If I'm correct about what is causing the router to "lose" track of what bandwidth belongs to each client then, as far as I know, that only leaves two options:
  • Do not run VPN client on router. Run from each host that requires secure connection, when necessary.
  • Install a second router in between the Internet and the Gargoyle router that is configured for Quotas/Restrictions.
    • If you are using a metered Internet connection, you will probably want Gargoyle running on the VPN-router to capture the excess bandwidth.
      • I see no reason why you couldn't put each of the routers on different subnets to make this work, but I haven't tried it yet.

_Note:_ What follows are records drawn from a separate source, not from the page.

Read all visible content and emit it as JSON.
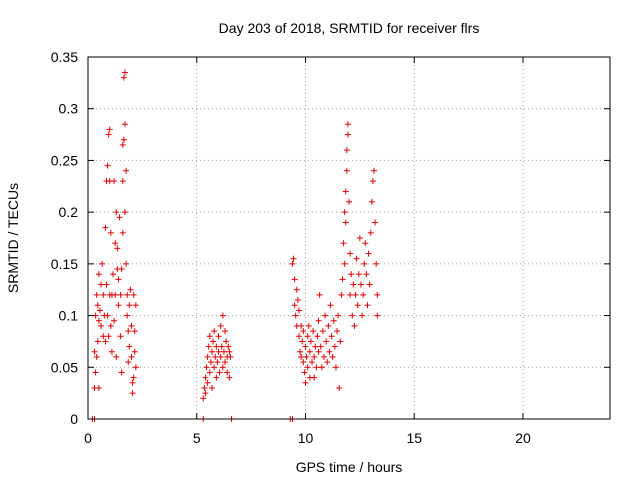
{
  "chart_data": {
    "type": "scatter",
    "title": "Day 203 of 2018, SRMTID for receiver flrs",
    "xlabel": "GPS time / hours",
    "ylabel": "SRMTID / TECUs",
    "xlim": [
      0,
      24
    ],
    "ylim": [
      0,
      0.35
    ],
    "xticks": [
      0,
      5,
      10,
      15,
      20
    ],
    "yticks": [
      0,
      0.05,
      0.1,
      0.15,
      0.2,
      0.25,
      0.3,
      0.35
    ],
    "ytick_labels": [
      "0",
      "0.05",
      "0.1",
      "0.15",
      "0.2",
      "0.25",
      "0.3",
      "0.35"
    ],
    "grid": true,
    "marker": "plus",
    "color": "#e00000",
    "points": [
      [
        0.2,
        0.0
      ],
      [
        0.3,
        0.0
      ],
      [
        5.3,
        0.0
      ],
      [
        6.6,
        0.0
      ],
      [
        9.3,
        0.0
      ],
      [
        9.4,
        0.0
      ],
      [
        0.3,
        0.03
      ],
      [
        0.35,
        0.045
      ],
      [
        0.3,
        0.065
      ],
      [
        0.4,
        0.06
      ],
      [
        0.45,
        0.075
      ],
      [
        0.5,
        0.03
      ],
      [
        0.5,
        0.095
      ],
      [
        0.35,
        0.1
      ],
      [
        0.4,
        0.12
      ],
      [
        0.45,
        0.11
      ],
      [
        0.5,
        0.14
      ],
      [
        0.55,
        0.105
      ],
      [
        0.6,
        0.13
      ],
      [
        0.6,
        0.09
      ],
      [
        0.65,
        0.15
      ],
      [
        0.7,
        0.12
      ],
      [
        0.7,
        0.08
      ],
      [
        0.75,
        0.1
      ],
      [
        0.8,
        0.075
      ],
      [
        0.8,
        0.185
      ],
      [
        0.85,
        0.23
      ],
      [
        0.85,
        0.13
      ],
      [
        0.9,
        0.245
      ],
      [
        0.9,
        0.1
      ],
      [
        0.95,
        0.275
      ],
      [
        0.95,
        0.08
      ],
      [
        1.0,
        0.28
      ],
      [
        1.0,
        0.12
      ],
      [
        1.0,
        0.23
      ],
      [
        1.05,
        0.18
      ],
      [
        1.05,
        0.09
      ],
      [
        1.1,
        0.12
      ],
      [
        1.1,
        0.065
      ],
      [
        1.15,
        0.14
      ],
      [
        1.2,
        0.095
      ],
      [
        1.2,
        0.23
      ],
      [
        1.25,
        0.17
      ],
      [
        1.25,
        0.12
      ],
      [
        1.3,
        0.2
      ],
      [
        1.3,
        0.06
      ],
      [
        1.35,
        0.145
      ],
      [
        1.35,
        0.165
      ],
      [
        1.4,
        0.135
      ],
      [
        1.4,
        0.11
      ],
      [
        1.45,
        0.195
      ],
      [
        1.5,
        0.12
      ],
      [
        1.5,
        0.08
      ],
      [
        1.55,
        0.145
      ],
      [
        1.55,
        0.045
      ],
      [
        1.6,
        0.18
      ],
      [
        1.6,
        0.23
      ],
      [
        1.6,
        0.265
      ],
      [
        1.65,
        0.27
      ],
      [
        1.65,
        0.33
      ],
      [
        1.7,
        0.335
      ],
      [
        1.7,
        0.285
      ],
      [
        1.7,
        0.2
      ],
      [
        1.75,
        0.24
      ],
      [
        1.75,
        0.15
      ],
      [
        1.8,
        0.12
      ],
      [
        1.8,
        0.1
      ],
      [
        1.85,
        0.085
      ],
      [
        1.85,
        0.055
      ],
      [
        1.9,
        0.07
      ],
      [
        1.9,
        0.11
      ],
      [
        1.95,
        0.125
      ],
      [
        2.0,
        0.09
      ],
      [
        2.0,
        0.06
      ],
      [
        2.05,
        0.035
      ],
      [
        2.05,
        0.025
      ],
      [
        2.1,
        0.04
      ],
      [
        2.1,
        0.12
      ],
      [
        2.15,
        0.085
      ],
      [
        2.15,
        0.065
      ],
      [
        2.2,
        0.11
      ],
      [
        2.2,
        0.05
      ],
      [
        5.3,
        0.02
      ],
      [
        5.35,
        0.03
      ],
      [
        5.4,
        0.04
      ],
      [
        5.4,
        0.025
      ],
      [
        5.45,
        0.05
      ],
      [
        5.5,
        0.035
      ],
      [
        5.5,
        0.06
      ],
      [
        5.55,
        0.07
      ],
      [
        5.6,
        0.045
      ],
      [
        5.6,
        0.08
      ],
      [
        5.65,
        0.055
      ],
      [
        5.7,
        0.065
      ],
      [
        5.7,
        0.03
      ],
      [
        5.75,
        0.075
      ],
      [
        5.8,
        0.05
      ],
      [
        5.8,
        0.085
      ],
      [
        5.85,
        0.06
      ],
      [
        5.9,
        0.07
      ],
      [
        5.9,
        0.04
      ],
      [
        5.95,
        0.055
      ],
      [
        6.0,
        0.08
      ],
      [
        6.0,
        0.065
      ],
      [
        6.05,
        0.045
      ],
      [
        6.1,
        0.09
      ],
      [
        6.1,
        0.06
      ],
      [
        6.15,
        0.07
      ],
      [
        6.2,
        0.05
      ],
      [
        6.2,
        0.1
      ],
      [
        6.25,
        0.065
      ],
      [
        6.3,
        0.085
      ],
      [
        6.3,
        0.055
      ],
      [
        6.35,
        0.075
      ],
      [
        6.4,
        0.06
      ],
      [
        6.4,
        0.045
      ],
      [
        6.45,
        0.07
      ],
      [
        6.5,
        0.065
      ],
      [
        6.5,
        0.04
      ],
      [
        6.55,
        0.06
      ],
      [
        9.4,
        0.15
      ],
      [
        9.45,
        0.155
      ],
      [
        9.5,
        0.135
      ],
      [
        9.5,
        0.11
      ],
      [
        9.55,
        0.1
      ],
      [
        9.6,
        0.125
      ],
      [
        9.6,
        0.09
      ],
      [
        9.65,
        0.115
      ],
      [
        9.7,
        0.08
      ],
      [
        9.7,
        0.105
      ],
      [
        9.75,
        0.065
      ],
      [
        9.8,
        0.09
      ],
      [
        9.8,
        0.06
      ],
      [
        9.85,
        0.075
      ],
      [
        9.9,
        0.055
      ],
      [
        9.9,
        0.085
      ],
      [
        9.95,
        0.045
      ],
      [
        10.0,
        0.07
      ],
      [
        10.0,
        0.035
      ],
      [
        10.05,
        0.06
      ],
      [
        10.1,
        0.08
      ],
      [
        10.1,
        0.05
      ],
      [
        10.15,
        0.09
      ],
      [
        10.2,
        0.065
      ],
      [
        10.2,
        0.04
      ],
      [
        10.25,
        0.075
      ],
      [
        10.3,
        0.055
      ],
      [
        10.35,
        0.085
      ],
      [
        10.4,
        0.06
      ],
      [
        10.4,
        0.04
      ],
      [
        10.45,
        0.07
      ],
      [
        10.5,
        0.05
      ],
      [
        10.55,
        0.08
      ],
      [
        10.6,
        0.065
      ],
      [
        10.6,
        0.095
      ],
      [
        10.65,
        0.12
      ],
      [
        10.7,
        0.07
      ],
      [
        10.75,
        0.05
      ],
      [
        10.8,
        0.085
      ],
      [
        10.85,
        0.06
      ],
      [
        10.9,
        0.1
      ],
      [
        10.95,
        0.075
      ],
      [
        11.0,
        0.055
      ],
      [
        11.05,
        0.09
      ],
      [
        11.1,
        0.065
      ],
      [
        11.15,
        0.11
      ],
      [
        11.2,
        0.08
      ],
      [
        11.25,
        0.06
      ],
      [
        11.3,
        0.095
      ],
      [
        11.35,
        0.07
      ],
      [
        11.4,
        0.05
      ],
      [
        11.45,
        0.085
      ],
      [
        11.5,
        0.1
      ],
      [
        11.55,
        0.03
      ],
      [
        11.6,
        0.075
      ],
      [
        11.65,
        0.12
      ],
      [
        11.7,
        0.135
      ],
      [
        11.75,
        0.17
      ],
      [
        11.8,
        0.15
      ],
      [
        11.8,
        0.2
      ],
      [
        11.85,
        0.19
      ],
      [
        11.85,
        0.22
      ],
      [
        11.9,
        0.24
      ],
      [
        11.9,
        0.26
      ],
      [
        11.95,
        0.275
      ],
      [
        11.95,
        0.285
      ],
      [
        12.0,
        0.21
      ],
      [
        12.05,
        0.16
      ],
      [
        12.05,
        0.12
      ],
      [
        12.1,
        0.14
      ],
      [
        12.15,
        0.1
      ],
      [
        12.2,
        0.13
      ],
      [
        12.25,
        0.09
      ],
      [
        12.3,
        0.12
      ],
      [
        12.35,
        0.155
      ],
      [
        12.4,
        0.11
      ],
      [
        12.45,
        0.14
      ],
      [
        12.5,
        0.175
      ],
      [
        12.55,
        0.13
      ],
      [
        12.6,
        0.1
      ],
      [
        12.65,
        0.12
      ],
      [
        12.7,
        0.15
      ],
      [
        12.75,
        0.17
      ],
      [
        12.8,
        0.14
      ],
      [
        12.85,
        0.11
      ],
      [
        12.9,
        0.16
      ],
      [
        12.95,
        0.13
      ],
      [
        13.0,
        0.18
      ],
      [
        13.05,
        0.21
      ],
      [
        13.1,
        0.23
      ],
      [
        13.15,
        0.24
      ],
      [
        13.2,
        0.19
      ],
      [
        13.25,
        0.15
      ],
      [
        13.3,
        0.12
      ],
      [
        13.3,
        0.1
      ]
    ]
  }
}
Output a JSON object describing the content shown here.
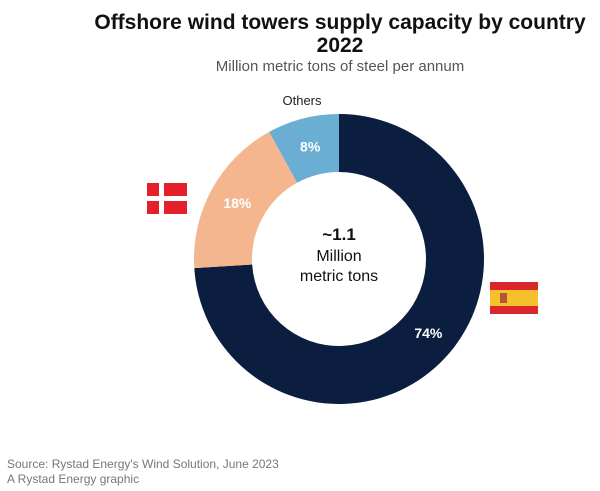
{
  "chart_data": {
    "type": "pie",
    "title_line1": "Offshore wind towers supply capacity by country",
    "title_line2": "2022",
    "subtitle": "Million metric tons of steel per annum",
    "center_value": "~1.1",
    "center_unit_line1": "Million",
    "center_unit_line2": "metric tons",
    "slices": [
      {
        "name": "Spain",
        "value": 74,
        "label": "74%",
        "color": "#0b1e3f"
      },
      {
        "name": "Denmark",
        "value": 18,
        "label": "18%",
        "color": "#f4b68e"
      },
      {
        "name": "Others",
        "value": 8,
        "label": "8%",
        "color": "#6aaed3",
        "outer_label": "Others"
      }
    ]
  },
  "footer": {
    "source": "Source: Rystad Energy's Wind Solution,  June 2023",
    "credit": "A Rystad Energy graphic"
  }
}
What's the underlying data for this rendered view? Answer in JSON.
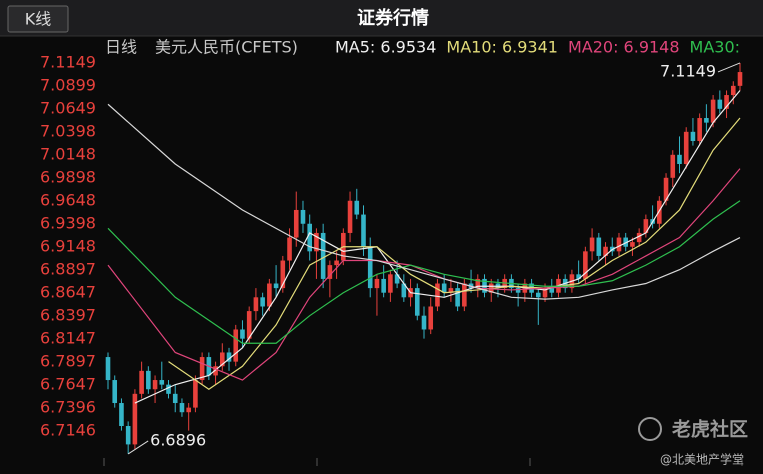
{
  "header": {
    "button": "K线",
    "title": "证券行情"
  },
  "chart_data": {
    "type": "candlestick",
    "period": "日线",
    "instrument": "美元人民币(CFETS)",
    "up_color": "#e8413c",
    "down_color": "#35b5c8",
    "ylim": [
      6.6852,
      7.1203
    ],
    "yticks": [
      7.1149,
      7.0899,
      7.0649,
      7.0398,
      7.0148,
      6.9898,
      6.9648,
      6.9398,
      6.9148,
      6.8897,
      6.8647,
      6.8397,
      6.8147,
      6.7897,
      6.7647,
      6.7396,
      6.7146
    ],
    "ohlc": [
      [
        6.795,
        6.8,
        6.76,
        6.77
      ],
      [
        6.77,
        6.775,
        6.74,
        6.745
      ],
      [
        6.745,
        6.75,
        6.715,
        6.72
      ],
      [
        6.72,
        6.725,
        6.6896,
        6.7
      ],
      [
        6.7,
        6.76,
        6.695,
        6.755
      ],
      [
        6.755,
        6.79,
        6.75,
        6.78
      ],
      [
        6.78,
        6.785,
        6.755,
        6.76
      ],
      [
        6.76,
        6.775,
        6.745,
        6.77
      ],
      [
        6.77,
        6.79,
        6.76,
        6.765
      ],
      [
        6.765,
        6.77,
        6.75,
        6.755
      ],
      [
        6.755,
        6.765,
        6.735,
        6.745
      ],
      [
        6.745,
        6.75,
        6.73,
        6.735
      ],
      [
        6.735,
        6.745,
        6.715,
        6.74
      ],
      [
        6.74,
        6.775,
        6.735,
        6.77
      ],
      [
        6.77,
        6.8,
        6.765,
        6.795
      ],
      [
        6.795,
        6.8,
        6.77,
        6.775
      ],
      [
        6.775,
        6.79,
        6.765,
        6.785
      ],
      [
        6.785,
        6.81,
        6.78,
        6.8
      ],
      [
        6.8,
        6.805,
        6.78,
        6.79
      ],
      [
        6.79,
        6.83,
        6.785,
        6.825
      ],
      [
        6.825,
        6.835,
        6.805,
        6.815
      ],
      [
        6.815,
        6.85,
        6.81,
        6.845
      ],
      [
        6.845,
        6.87,
        6.835,
        6.86
      ],
      [
        6.86,
        6.865,
        6.84,
        6.85
      ],
      [
        6.85,
        6.88,
        6.845,
        6.875
      ],
      [
        6.875,
        6.895,
        6.86,
        6.87
      ],
      [
        6.87,
        6.905,
        6.865,
        6.9
      ],
      [
        6.9,
        6.935,
        6.89,
        6.925
      ],
      [
        6.925,
        6.975,
        6.915,
        6.955
      ],
      [
        6.955,
        6.965,
        6.93,
        6.94
      ],
      [
        6.94,
        6.95,
        6.9,
        6.91
      ],
      [
        6.91,
        6.935,
        6.88,
        6.93
      ],
      [
        6.93,
        6.94,
        6.87,
        6.88
      ],
      [
        6.88,
        6.9,
        6.86,
        6.895
      ],
      [
        6.895,
        6.91,
        6.88,
        6.9
      ],
      [
        6.9,
        6.935,
        6.895,
        6.93
      ],
      [
        6.93,
        6.975,
        6.92,
        6.965
      ],
      [
        6.965,
        6.978,
        6.945,
        6.95
      ],
      [
        6.95,
        6.96,
        6.905,
        6.915
      ],
      [
        6.915,
        6.925,
        6.86,
        6.87
      ],
      [
        6.87,
        6.885,
        6.84,
        6.88
      ],
      [
        6.88,
        6.895,
        6.86,
        6.865
      ],
      [
        6.865,
        6.89,
        6.855,
        6.885
      ],
      [
        6.885,
        6.9,
        6.87,
        6.875
      ],
      [
        6.875,
        6.885,
        6.855,
        6.86
      ],
      [
        6.86,
        6.88,
        6.85,
        6.87
      ],
      [
        6.87,
        6.875,
        6.835,
        6.84
      ],
      [
        6.84,
        6.85,
        6.815,
        6.825
      ],
      [
        6.825,
        6.86,
        6.82,
        6.85
      ],
      [
        6.85,
        6.88,
        6.845,
        6.875
      ],
      [
        6.875,
        6.885,
        6.86,
        6.865
      ],
      [
        6.865,
        6.88,
        6.855,
        6.87
      ],
      [
        6.87,
        6.875,
        6.845,
        6.85
      ],
      [
        6.85,
        6.88,
        6.845,
        6.875
      ],
      [
        6.875,
        6.89,
        6.865,
        6.87
      ],
      [
        6.87,
        6.885,
        6.86,
        6.88
      ],
      [
        6.88,
        6.885,
        6.86,
        6.865
      ],
      [
        6.865,
        6.88,
        6.855,
        6.875
      ],
      [
        6.875,
        6.88,
        6.86,
        6.87
      ],
      [
        6.87,
        6.885,
        6.865,
        6.88
      ],
      [
        6.88,
        6.885,
        6.865,
        6.87
      ],
      [
        6.87,
        6.875,
        6.85,
        6.865
      ],
      [
        6.865,
        6.88,
        6.855,
        6.875
      ],
      [
        6.875,
        6.88,
        6.86,
        6.865
      ],
      [
        6.865,
        6.87,
        6.83,
        6.86
      ],
      [
        6.86,
        6.875,
        6.855,
        6.87
      ],
      [
        6.87,
        6.88,
        6.86,
        6.865
      ],
      [
        6.865,
        6.885,
        6.86,
        6.88
      ],
      [
        6.88,
        6.885,
        6.865,
        6.87
      ],
      [
        6.87,
        6.89,
        6.865,
        6.885
      ],
      [
        6.885,
        6.9,
        6.875,
        6.88
      ],
      [
        6.88,
        6.915,
        6.875,
        6.91
      ],
      [
        6.91,
        6.935,
        6.9,
        6.925
      ],
      [
        6.925,
        6.93,
        6.9,
        6.905
      ],
      [
        6.905,
        6.92,
        6.895,
        6.915
      ],
      [
        6.915,
        6.925,
        6.905,
        6.91
      ],
      [
        6.91,
        6.93,
        6.905,
        6.925
      ],
      [
        6.925,
        6.93,
        6.91,
        6.915
      ],
      [
        6.915,
        6.925,
        6.905,
        6.92
      ],
      [
        6.92,
        6.935,
        6.915,
        6.93
      ],
      [
        6.93,
        6.95,
        6.925,
        6.945
      ],
      [
        6.945,
        6.96,
        6.935,
        6.94
      ],
      [
        6.94,
        6.97,
        6.935,
        6.965
      ],
      [
        6.965,
        6.995,
        6.96,
        6.99
      ],
      [
        6.99,
        7.02,
        6.98,
        7.015
      ],
      [
        7.015,
        7.035,
        6.995,
        7.005
      ],
      [
        7.005,
        7.045,
        7.0,
        7.04
      ],
      [
        7.04,
        7.055,
        7.025,
        7.03
      ],
      [
        7.03,
        7.06,
        7.025,
        7.055
      ],
      [
        7.055,
        7.07,
        7.04,
        7.05
      ],
      [
        7.05,
        7.08,
        7.045,
        7.075
      ],
      [
        7.075,
        7.085,
        7.06,
        7.065
      ],
      [
        7.065,
        7.085,
        7.055,
        7.08
      ],
      [
        7.08,
        7.095,
        7.07,
        7.09
      ],
      [
        7.09,
        7.1149,
        7.085,
        7.105
      ]
    ],
    "series": [
      {
        "name": "MA5: 6.9534",
        "color": "#f0f0f0",
        "x": [
          4,
          10,
          15,
          20,
          25,
          30,
          35,
          40,
          45,
          50,
          55,
          60,
          65,
          70,
          75,
          80,
          85,
          90,
          94
        ],
        "values": [
          6.745,
          6.765,
          6.775,
          6.805,
          6.86,
          6.93,
          6.91,
          6.915,
          6.865,
          6.86,
          6.872,
          6.872,
          6.868,
          6.88,
          6.912,
          6.93,
          6.99,
          7.05,
          7.085
        ]
      },
      {
        "name": "MA10: 6.9341",
        "color": "#e3dc7a",
        "x": [
          9,
          15,
          20,
          25,
          30,
          35,
          40,
          45,
          50,
          55,
          60,
          65,
          70,
          75,
          80,
          85,
          90,
          94
        ],
        "values": [
          6.79,
          6.76,
          6.785,
          6.83,
          6.895,
          6.915,
          6.915,
          6.885,
          6.865,
          6.868,
          6.872,
          6.87,
          6.875,
          6.9,
          6.92,
          6.955,
          7.02,
          7.055
        ]
      },
      {
        "name": "MA20: 6.9148",
        "color": "#e0457b",
        "x": [
          0,
          10,
          20,
          25,
          30,
          35,
          40,
          45,
          50,
          55,
          60,
          65,
          70,
          75,
          80,
          85,
          90,
          94
        ],
        "values": [
          6.895,
          6.8,
          6.77,
          6.8,
          6.86,
          6.9,
          6.9,
          6.895,
          6.88,
          6.87,
          6.868,
          6.87,
          6.872,
          6.885,
          6.905,
          6.925,
          6.965,
          7.0
        ]
      },
      {
        "name": "MA30:",
        "color": "#2fbf4f",
        "x": [
          0,
          10,
          15,
          20,
          25,
          30,
          35,
          40,
          45,
          50,
          55,
          60,
          65,
          70,
          75,
          80,
          85,
          90,
          94
        ],
        "values": [
          6.935,
          6.86,
          6.835,
          6.81,
          6.81,
          6.84,
          6.865,
          6.885,
          6.895,
          6.885,
          6.878,
          6.875,
          6.872,
          6.872,
          6.878,
          6.895,
          6.915,
          6.945,
          6.965
        ]
      },
      {
        "color": "#d8d8d8",
        "x": [
          0,
          10,
          20,
          30,
          35,
          40,
          45,
          50,
          55,
          60,
          65,
          70,
          75,
          80,
          85,
          90,
          94
        ],
        "values": [
          7.07,
          7.005,
          6.955,
          6.915,
          6.905,
          6.9,
          6.89,
          6.88,
          6.87,
          6.86,
          6.858,
          6.86,
          6.868,
          6.875,
          6.89,
          6.91,
          6.925
        ]
      }
    ],
    "annotations": [
      {
        "label": "7.1149",
        "index": 94,
        "value": 7.1149
      },
      {
        "label": "6.6896",
        "index": 3,
        "value": 6.6896
      }
    ]
  },
  "watermark": {
    "brand": "老虎社区",
    "author": "@北美地产学堂"
  }
}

      • I'm not that familiar with how uPnP / PAT works, but I imagine you'd be crippling any Port Forwarding you had to do. I suppose you could simply forward every port on the VPN-router, but that doesn't sound safe at all.
I'm currently running VPN clients on network devices when / if I need to. It isn't the elegant all-in-one solution I hoped for, but oh well :lol:

If you are new to using VPNs, be aware that you will have to setup some workarounds via the command line to prevent sites like Netflix from blocking your access when using a service like PrivateInternetAccess (PIA).